05:29The state-run food system totally collapsed,
05:31and maybe up to 2 million people starved to death.
05:34The government just couldn't provide anymore,
05:36and its control started to crack.
05:38So out of pure necessity,
05:40people started creating their own private markets
05:43just to survive.
05:44What's so remarkable is who led this change.
05:48Most men were, and still are,
05:51trapped in these useless, state-assigned jobs
05:54with worthless salaries.
05:55This left married women to become the primary breadwinners,
05:59creating and running these black markets.
06:02Today, women account for over 70%
06:04of a typical North Korean family's income.
06:07Just think about that.
06:08And the contrast is just stark.
06:10The government provides fear and propaganda.
06:13But the jangmadang, the people's black markets,
06:16they provide what people actually need.
06:18Food, medicine, and something just as dangerous to the regime,
06:21information.
06:22These markets are the primary way that illegal USB drives
06:26loaded with South Korean dramas and foreign news
06:28actually get into the country.
06:30This whole economic and information revolution
06:33is creating these undeniable cracks in the regime's wall.

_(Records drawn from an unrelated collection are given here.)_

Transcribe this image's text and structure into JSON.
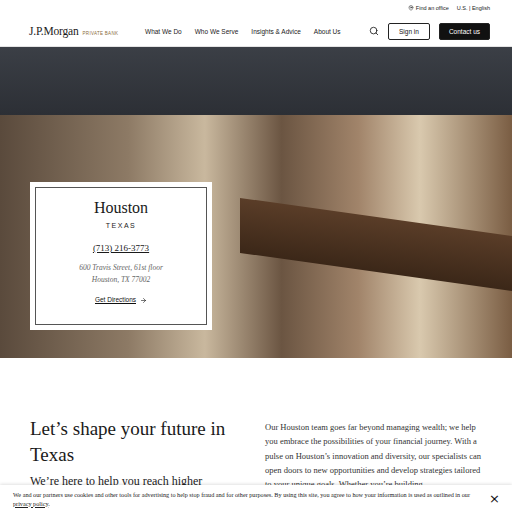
{
  "header": {
    "utility": {
      "office": "Find an office",
      "locale": "U.S. | English"
    },
    "logo": {
      "name": "J.P.Morgan",
      "sub": "PRIVATE BANK"
    },
    "nav": [
      "What We Do",
      "Who We Serve",
      "Insights & Advice",
      "About Us"
    ],
    "sign_in": "Sign in",
    "contact": "Contact us"
  },
  "card": {
    "city": "Houston",
    "state": "TEXAS",
    "phone": "(713) 216-3773",
    "address": [
      "600 Travis Street, 61st floor",
      "Houston, TX 77002"
    ],
    "link": "Get Directions"
  },
  "intro": {
    "heading": "Let’s shape your future in Texas",
    "subheading": "We’re here to help you reach higher",
    "body": "Our Houston team goes far beyond managing wealth; we help you embrace the possibilities of your financial journey. With a pulse on Houston’s innovation and diversity, our specialists can open doors to new opportunities and develop strategies tailored to your unique goals. Whether you’re building,"
  },
  "cookie": {
    "text": "We and our partners use cookies and other tools for advertising to help stop fraud and for other purposes. By using this site, you agree to how your information is used as outlined in our ",
    "link": "privacy policy",
    "after": ".",
    "close": "×"
  }
}
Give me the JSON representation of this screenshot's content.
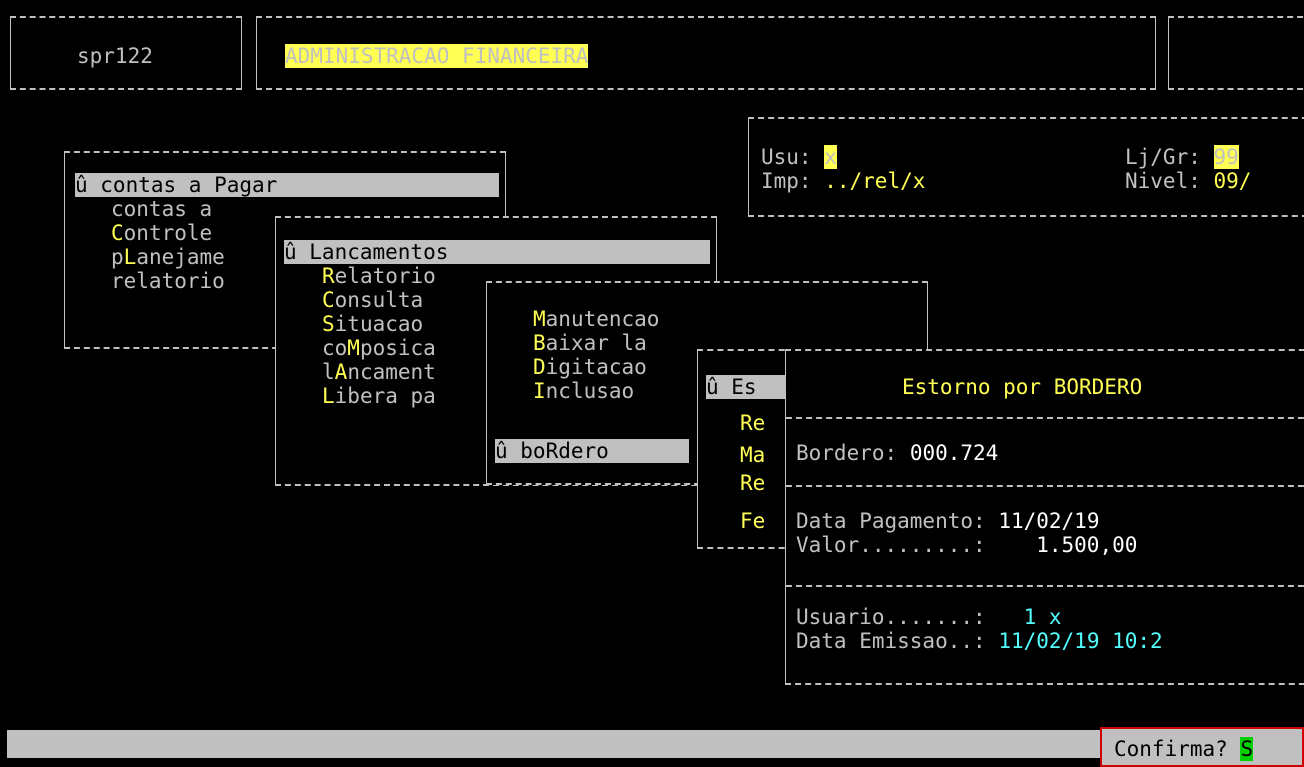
{
  "header": {
    "program": "spr122",
    "title": "ADMINISTRACAO FINANCEIRA"
  },
  "info": {
    "usu_label": "Usu:",
    "usu_value": "x",
    "lj_label": "Lj/Gr:",
    "lj_value": "99",
    "imp_label": "Imp:",
    "imp_value": "../rel/x",
    "nivel_label": "Nivel:",
    "nivel_value": "09/"
  },
  "menu1": {
    "selected": "û contas a Pagar",
    "items": [
      {
        "hot": "",
        "rest": "contas a"
      },
      {
        "hot": "C",
        "rest": "ontrole"
      },
      {
        "pre": "p",
        "hot": "L",
        "rest": "aneja me"
      },
      {
        "pre": "",
        "hot": "",
        "rest": "relatorio"
      }
    ]
  },
  "menu2": {
    "selected": "û Lancamentos",
    "items": [
      {
        "pre": "",
        "hot": "R",
        "rest": "elatorio"
      },
      {
        "pre": "",
        "hot": "C",
        "rest": "onsulta"
      },
      {
        "pre": "",
        "hot": "S",
        "rest": "ituacao"
      },
      {
        "pre": "co",
        "hot": "M",
        "rest": "posica"
      },
      {
        "pre": "l",
        "hot": "A",
        "rest": "ncament"
      },
      {
        "pre": "",
        "hot": "L",
        "rest": "ibera pa"
      }
    ]
  },
  "menu3": {
    "items": [
      {
        "pre": "",
        "hot": "M",
        "rest": "anutencao"
      },
      {
        "pre": "",
        "hot": "B",
        "rest": "aixar la"
      },
      {
        "pre": "",
        "hot": "D",
        "rest": "igitacao"
      },
      {
        "pre": "",
        "hot": "I",
        "rest": "nclusao"
      }
    ],
    "selected": "û boRdero"
  },
  "menu4": {
    "selected": "û Es",
    "items": [
      "Re",
      "Ma",
      "Re",
      "Fe"
    ]
  },
  "dialog": {
    "title": "Estorno por BORDERO",
    "bordero_label": "Bordero:",
    "bordero_value": "000.724",
    "data_pag_label": "Data Pagamento:",
    "data_pag_value": "11/02/19",
    "valor_label": "Valor.........:",
    "valor_value": "1.500,00",
    "usuario_label": "Usuario.......:",
    "usuario_value": "1 x",
    "emissao_label": "Data Emissao..:",
    "emissao_value": "11/02/19 10:2"
  },
  "status": {
    "confirm_label": "Confirma?",
    "confirm_value": "S"
  }
}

06:36So let's just recap the pillars holding this whole dictatorship up
06:41and the forces that are now starting to tear it down.
06:44So for over 75 years,
06:47the Kim dynasty has held power through a pretty brutal formula.
06:50Absolute cruelty to create fear,
06:52the songbun system to divide and conquer,
06:55pervasive propaganda to create a false reality,
06:58and total isolation to keep that reality from ever shattering.
07:01But now, new forces are emerging from the inside.
07:05The black markets are creating economic freedom
07:07and, crucially, new bonds of trust between people.
07:11Smuggled foreign media is proving that the government's propaganda is just a lie.
07:15And rampant corruption means that for the right price,
07:19pretty much any rule can be broken,
07:21which just weakens the state's authority at every single level.
07:25You know, it's pretty ironic when you think about it.
07:27The Kim regime built its power by making it impossible for people to trust each other.
07:32But now, through illegal markets and shared secrets,
07:35people are learning to trust one another again.
07:38And that new trust is the single biggest threat to the old system.
07:42The question is, how long can those walls hold?